The 2008 Presidential Election will have its two major parties, the "Big Two" once again vying for power, but it will not be an election between conservatives and liberal. This will be an election between moderates and liberal fascists (yes...I borrowed that term from Jonah Goldberg's book Liberal Fascism) and will feature a variety of other third party candidates from Libertarians to statists.

Today's "Big Two" (Republicans and Democrats) politicians are out of touch with the founding principles of our country. (Go ahead and read the Constitution, the Declaration of Independence, and information about the signers of the Declaration. Then try reading about the over reaching British government and compare where our government is heading.) Instead of limited government, maximation of individual liberty, and self-responsibility our nominees and elected representatives preach about and enact laws that seek to minimize individual liberty by limiting choice (no more incandescent light bulbs) and increasing government intervention in our daily lives. They have clearly forgotten, or what I believe have intentionally misplaced, the idea of the most famous Chinese provers, " Give a man a fish and he will eat for a day. Teach a man to fish and he will feel himself for a lifetime."

The "Big Two" (not all politicians but a large portion of them) no longer believe in the people of this nation. Democrats are in favor of the "nanny state," welfare state, or as Neal Boortz calls it the, "I want my mommy state." Democratic candidates offer up a constant barage of rhetoric on nationalized health care, lies about global warming (without scientific evidence), and the golden oldie to blame the rich or big corporations for your problems. Republicans offer few better solutions. John McCain recently spoke to 9th war Hurricane Katrina victims promising more federal government intervention and preaching of the failures of the national level response while neglecting the lack of state, local, and personal responsibilities. There is no doubt things could have been handled much better with regards to the federal response but the primary responders state, local, and private citizens all failed to take responsibility. McCains sponsoring of the McCain-Feingold bill limiting people's freedom of speech, McCain-Kennedy bill offering amnesty for illegals, and McCain-Liberman global warming bill offer more credibility to this argument.
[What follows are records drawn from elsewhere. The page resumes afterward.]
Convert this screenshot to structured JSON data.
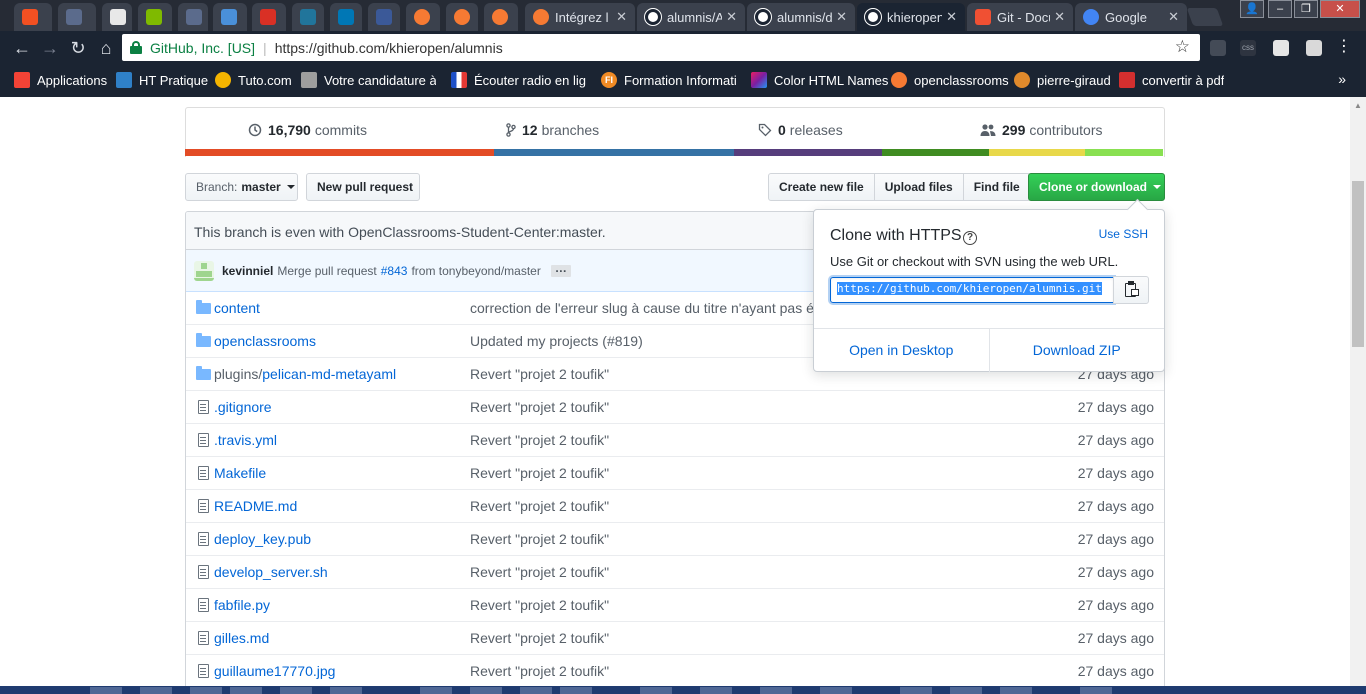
{
  "browser": {
    "tabs": [
      {
        "icon": "microsoft-icon",
        "label": "",
        "color": "#f25022"
      },
      {
        "icon": "settings-icon",
        "label": "",
        "color": "#5b6b8c"
      },
      {
        "icon": "text-icon",
        "label": "",
        "color": "#e8e8e8"
      },
      {
        "icon": "microsoft-icon",
        "label": "",
        "color": "#7fba00"
      },
      {
        "icon": "refresh-icon",
        "label": "",
        "color": "#5b6b8c"
      },
      {
        "icon": "kr-icon",
        "label": "",
        "color": "#4a90d9"
      },
      {
        "icon": "gmail-icon",
        "label": "",
        "color": "#d93025"
      },
      {
        "icon": "wordpress-icon",
        "label": "",
        "color": "#21759b"
      },
      {
        "icon": "linkedin-icon",
        "label": "",
        "color": "#0077b5"
      },
      {
        "icon": "facebook-icon",
        "label": "",
        "color": "#3b5998"
      },
      {
        "icon": "openclassrooms-icon",
        "label": "",
        "color": "#f67a33"
      },
      {
        "icon": "openclassrooms-icon",
        "label": "",
        "color": "#f67a33"
      },
      {
        "icon": "openclassrooms-icon",
        "label": "",
        "color": "#f67a33"
      },
      {
        "icon": "openclassrooms-icon",
        "label": "Intégrez l",
        "color": "#f67a33"
      },
      {
        "icon": "github-icon",
        "label": "alumnis/A",
        "color": "#ffffff"
      },
      {
        "icon": "github-icon",
        "label": "alumnis/d",
        "color": "#ffffff"
      },
      {
        "icon": "github-icon",
        "label": "khieropen",
        "color": "#ffffff"
      },
      {
        "icon": "git-icon",
        "label": "Git - Docu",
        "color": "#f05033"
      },
      {
        "icon": "google-icon",
        "label": "Google",
        "color": "#4285f4"
      }
    ],
    "active_tab_index": 16,
    "secure_org": "GitHub, Inc. [US]",
    "url_separator": "|",
    "url": "https://github.com/khieropen/alumnis",
    "bookmarks": [
      {
        "icon": "apps-grid-icon",
        "label": "Applications",
        "color": "#f44336"
      },
      {
        "icon": "ht-pratique-icon",
        "label": "HT Pratique",
        "color": "#2f80c7"
      },
      {
        "icon": "tuto-icon",
        "label": "Tuto.com",
        "color": "#f4b400"
      },
      {
        "icon": "document-icon",
        "label": "Votre candidature à l'",
        "color": "#9e9e9e"
      },
      {
        "icon": "france-flag-icon",
        "label": "Écouter radio en ligne",
        "color": "#1e50c8"
      },
      {
        "icon": "fi-icon",
        "label": "Formation Informatiq",
        "color": "#f08a24"
      },
      {
        "icon": "color-html-icon",
        "label": "Color HTML Names",
        "color": "#7b1fa2"
      },
      {
        "icon": "openclassrooms-icon",
        "label": "openclassrooms",
        "color": "#f67a33"
      },
      {
        "icon": "pierre-giraud-icon",
        "label": "pierre-giraud",
        "color": "#e08a2c"
      },
      {
        "icon": "pdf-icon",
        "label": "convertir à pdf",
        "color": "#d32f2f"
      }
    ],
    "bookmarks_more": "»"
  },
  "repo": {
    "stats": {
      "commits_count": "16,790",
      "commits_label": "commits",
      "branches_count": "12",
      "branches_label": "branches",
      "releases_count": "0",
      "releases_label": "releases",
      "contributors_count": "299",
      "contributors_label": "contributors"
    },
    "language_bar": [
      {
        "color": "#e34c26",
        "share": 0.315
      },
      {
        "color": "#3572a5",
        "share": 0.245
      },
      {
        "color": "#563d7c",
        "share": 0.151
      },
      {
        "color": "#3f8c21",
        "share": 0.109
      },
      {
        "color": "#e8d84a",
        "share": 0.098
      },
      {
        "color": "#89e051",
        "share": 0.08
      }
    ],
    "branch_prefix": "Branch:",
    "branch_name": "master",
    "new_pull_request": "New pull request",
    "create_new_file": "Create new file",
    "upload_files": "Upload files",
    "find_file": "Find file",
    "clone_or_download": "Clone or download",
    "branch_status": "This branch is even with OpenClassrooms-Student-Center:master.",
    "latest_commit": {
      "author": "kevinniel",
      "message_prefix": "Merge pull request",
      "pr_link": "#843",
      "message_suffix": "from tonybeyond/master",
      "ellipsis": "…"
    },
    "files": [
      {
        "type": "dir",
        "prefix": "",
        "name": "content",
        "message": "correction de l'erreur slug à cause du titre n'ayant pas é",
        "age": ""
      },
      {
        "type": "dir",
        "prefix": "",
        "name": "openclassrooms",
        "message": "Updated my projects (#819)",
        "age": ""
      },
      {
        "type": "dir",
        "prefix": "plugins/",
        "name": "pelican-md-metayaml",
        "message": "Revert \"projet 2 toufik\"",
        "age": "27 days ago"
      },
      {
        "type": "file",
        "prefix": "",
        "name": ".gitignore",
        "message": "Revert \"projet 2 toufik\"",
        "age": "27 days ago"
      },
      {
        "type": "file",
        "prefix": "",
        "name": ".travis.yml",
        "message": "Revert \"projet 2 toufik\"",
        "age": "27 days ago"
      },
      {
        "type": "file",
        "prefix": "",
        "name": "Makefile",
        "message": "Revert \"projet 2 toufik\"",
        "age": "27 days ago"
      },
      {
        "type": "file",
        "prefix": "",
        "name": "README.md",
        "message": "Revert \"projet 2 toufik\"",
        "age": "27 days ago"
      },
      {
        "type": "file",
        "prefix": "",
        "name": "deploy_key.pub",
        "message": "Revert \"projet 2 toufik\"",
        "age": "27 days ago"
      },
      {
        "type": "file",
        "prefix": "",
        "name": "develop_server.sh",
        "message": "Revert \"projet 2 toufik\"",
        "age": "27 days ago"
      },
      {
        "type": "file",
        "prefix": "",
        "name": "fabfile.py",
        "message": "Revert \"projet 2 toufik\"",
        "age": "27 days ago"
      },
      {
        "type": "file",
        "prefix": "",
        "name": "gilles.md",
        "message": "Revert \"projet 2 toufik\"",
        "age": "27 days ago"
      },
      {
        "type": "file",
        "prefix": "",
        "name": "guillaume17770.jpg",
        "message": "Revert \"projet 2 toufik\"",
        "age": "27 days ago"
      }
    ]
  },
  "clone_popover": {
    "title": "Clone with HTTPS",
    "help": "?",
    "use_ssh": "Use SSH",
    "description": "Use Git or checkout with SVN using the web URL.",
    "url": "https://github.com/khieropen/alumnis.git",
    "open_in_desktop": "Open in Desktop",
    "download_zip": "Download ZIP"
  }
}
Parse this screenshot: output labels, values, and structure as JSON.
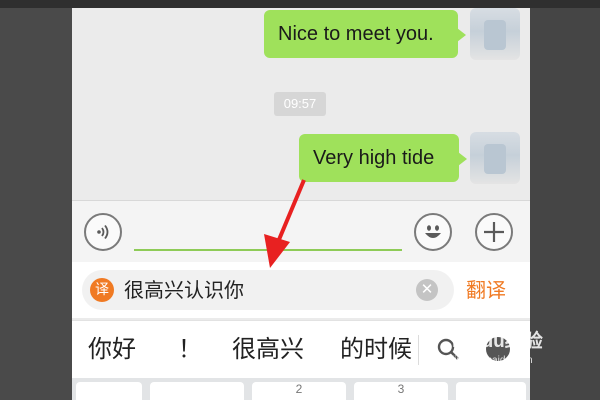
{
  "chat": {
    "messages": [
      {
        "text": "Nice to meet you."
      },
      {
        "text": "Very high tide"
      }
    ],
    "timestamp": "09:57"
  },
  "input": {
    "value": "",
    "voice_icon": "voice-icon",
    "emoji_icon": "emoji-icon",
    "plus_icon": "plus-icon"
  },
  "translate": {
    "badge": "译",
    "text": "很高兴认识你",
    "clear_icon": "clear-icon",
    "button_label": "翻译",
    "accent": "#f07a23"
  },
  "candidates": [
    "你好",
    "！",
    "很高兴",
    "的时候"
  ],
  "keyboard": {
    "keys": [
      "",
      "",
      "2",
      "3",
      ""
    ]
  },
  "watermark": {
    "logo": "Baidu经验",
    "url": "jingyan.baidu.com"
  },
  "colors": {
    "bubble": "#9fe15b",
    "pointer": "#e82121"
  }
}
This leads me to one conclusion. The politicians, praised by some of you, but nothing more than mere mortals and imperfect beings like yourself believe that you are totally incapable of taking care of yourself. Look at the policies they are creating and then look at yourself and American society at large objectively. Instead of offering permanent solutions that feature individual improvement, problems need solving by more government dependency and inefficient government programs.

"Give a man a fish and he will eat for a day. Teach and man to fish and he will feed himself for a lifetime." This quote no longer applies. Self-responsibility have been eliminated and freedom of choice has been erroded. Clearly this quote no longer applies so lets update it for the time.

"Give a man a fish and he will eat for a day. Give a man a fish a day (aka welfare and entitlements) and he will become dependent on us (government and politicians) and vote for us (politicians) forever." This has become the ideology of the "Big Two" and it will continue until the people of the United States call for change sternly in elections or mass communications with their representatives.

Don't forget that their are more than just two political parties! I firmly believe that Liberty in America can only be saved by Libertarian ideals.